The effect of natural clay-mineral properties on the rheological behavior of dispersion is very important in new geotechnical and industrial applications. The colloidal behavior of natural clay minerals with various octahedral structures was investigated using macro- and microrheological measurements and compared with the behavior of synthetic hectorite. In the present study montmorillonite (dioctahedral smectite of Volclay), natural hectorite (trioctahedral smectite of SHCa-1 Source Clay), and the synthetic trioctahedral smectite Laponite®, with lateral layer dimensions of 277, 100, and 30 nm, respectively, were used. The structure formation, kinetics of aging, and broad bandwidth viscoelastic response (10-2 — 106 rad/s) of their dispersions were obtained using mechanical shear and squeeze flow rheometry combined with diffusing wave spectroscopy (DWS) and multiple particle tracking (MPT) microrheology.
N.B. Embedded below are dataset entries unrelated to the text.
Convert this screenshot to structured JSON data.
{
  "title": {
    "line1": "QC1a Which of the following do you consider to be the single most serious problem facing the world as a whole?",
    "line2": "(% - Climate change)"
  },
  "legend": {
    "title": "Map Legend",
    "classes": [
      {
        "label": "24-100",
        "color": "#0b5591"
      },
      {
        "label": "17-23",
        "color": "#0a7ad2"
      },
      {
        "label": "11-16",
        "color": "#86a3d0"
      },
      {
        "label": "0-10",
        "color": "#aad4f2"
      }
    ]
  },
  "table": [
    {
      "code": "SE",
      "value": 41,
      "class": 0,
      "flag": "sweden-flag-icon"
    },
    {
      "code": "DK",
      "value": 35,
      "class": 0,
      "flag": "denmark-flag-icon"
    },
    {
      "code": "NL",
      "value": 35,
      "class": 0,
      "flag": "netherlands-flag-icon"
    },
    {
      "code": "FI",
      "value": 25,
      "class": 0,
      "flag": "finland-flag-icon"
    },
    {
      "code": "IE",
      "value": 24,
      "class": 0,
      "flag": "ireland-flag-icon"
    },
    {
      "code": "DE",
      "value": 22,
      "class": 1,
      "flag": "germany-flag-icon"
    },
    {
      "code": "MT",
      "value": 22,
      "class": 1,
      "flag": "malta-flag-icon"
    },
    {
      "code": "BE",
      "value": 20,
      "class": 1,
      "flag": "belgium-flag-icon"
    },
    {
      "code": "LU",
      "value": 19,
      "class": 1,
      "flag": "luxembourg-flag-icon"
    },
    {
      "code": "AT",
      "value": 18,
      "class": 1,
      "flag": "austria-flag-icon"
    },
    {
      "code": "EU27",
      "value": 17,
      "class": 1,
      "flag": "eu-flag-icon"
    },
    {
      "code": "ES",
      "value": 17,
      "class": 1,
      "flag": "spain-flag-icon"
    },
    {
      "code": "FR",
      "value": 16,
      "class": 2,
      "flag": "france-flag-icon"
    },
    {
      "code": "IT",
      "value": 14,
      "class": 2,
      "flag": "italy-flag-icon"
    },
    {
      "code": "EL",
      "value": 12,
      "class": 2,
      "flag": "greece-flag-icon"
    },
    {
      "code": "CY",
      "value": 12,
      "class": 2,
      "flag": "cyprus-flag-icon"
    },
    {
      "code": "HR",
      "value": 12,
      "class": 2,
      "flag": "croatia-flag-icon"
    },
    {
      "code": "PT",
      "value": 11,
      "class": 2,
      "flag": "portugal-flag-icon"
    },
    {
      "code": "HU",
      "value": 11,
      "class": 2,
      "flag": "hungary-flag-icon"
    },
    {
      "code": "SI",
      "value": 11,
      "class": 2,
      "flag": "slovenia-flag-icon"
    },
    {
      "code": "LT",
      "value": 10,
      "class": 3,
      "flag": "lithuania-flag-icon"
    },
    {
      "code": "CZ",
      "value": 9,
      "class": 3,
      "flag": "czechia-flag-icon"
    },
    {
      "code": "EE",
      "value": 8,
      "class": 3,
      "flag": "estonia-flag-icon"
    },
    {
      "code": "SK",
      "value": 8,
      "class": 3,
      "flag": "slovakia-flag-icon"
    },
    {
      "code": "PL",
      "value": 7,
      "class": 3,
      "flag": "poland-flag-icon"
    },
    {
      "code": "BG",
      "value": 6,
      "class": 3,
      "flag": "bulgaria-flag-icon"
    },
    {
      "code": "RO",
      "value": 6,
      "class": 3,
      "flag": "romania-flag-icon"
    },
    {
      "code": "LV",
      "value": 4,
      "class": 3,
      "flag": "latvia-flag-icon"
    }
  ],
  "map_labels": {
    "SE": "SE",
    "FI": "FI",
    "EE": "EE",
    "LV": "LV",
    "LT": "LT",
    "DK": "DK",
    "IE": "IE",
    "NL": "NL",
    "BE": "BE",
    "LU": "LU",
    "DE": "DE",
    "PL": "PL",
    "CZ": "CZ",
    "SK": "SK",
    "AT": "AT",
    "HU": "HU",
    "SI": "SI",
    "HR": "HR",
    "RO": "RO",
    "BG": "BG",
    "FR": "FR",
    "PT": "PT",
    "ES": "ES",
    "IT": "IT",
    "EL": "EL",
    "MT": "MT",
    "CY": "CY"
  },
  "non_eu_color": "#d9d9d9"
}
State diagrams were determined at inherent pH considering the clay-mineral and NaCl concentrations as well as the kinetics of structure formation and sample aging. Due to the larger mean layer diameter and greater layer-charge density of natural clay-minerals, their sol—gel transitions occurred at higher solid and NaCl concentrations than those of Laponite®. Structure formation was faster at pH < pHPZC,edge than at pH > pHPZC,edge (point of zero charge at the edge). The long-term aging of natural clay-mineral samples was less pronounced in the glass state than in the gel state, in contrast to the findings for Laponite®. The storage modulus, G’, of clay-mineral dispersions in arrested states remained essentially constant in a wide frequency range (up to 100 rad/s), as expected. The corresponding plateau value of G’ depends on the number of particle contacts per volume and, hence, increased with decreasing particle size at a given concentration. The dissipation mechanisms determining the high-frequency loss modulus, G", however, are independent of particle size and, accordingly, the high-frequency crossover of G’ and G" shifted to higher values when the particle size decreased. The MPT data revealed structural refinement on the submicrometer length scale during the aging of weak hectorite gels, which was similar to the results for Laponite®. No refinement, however, occurred for montmorillonite in the glass or strong gel state.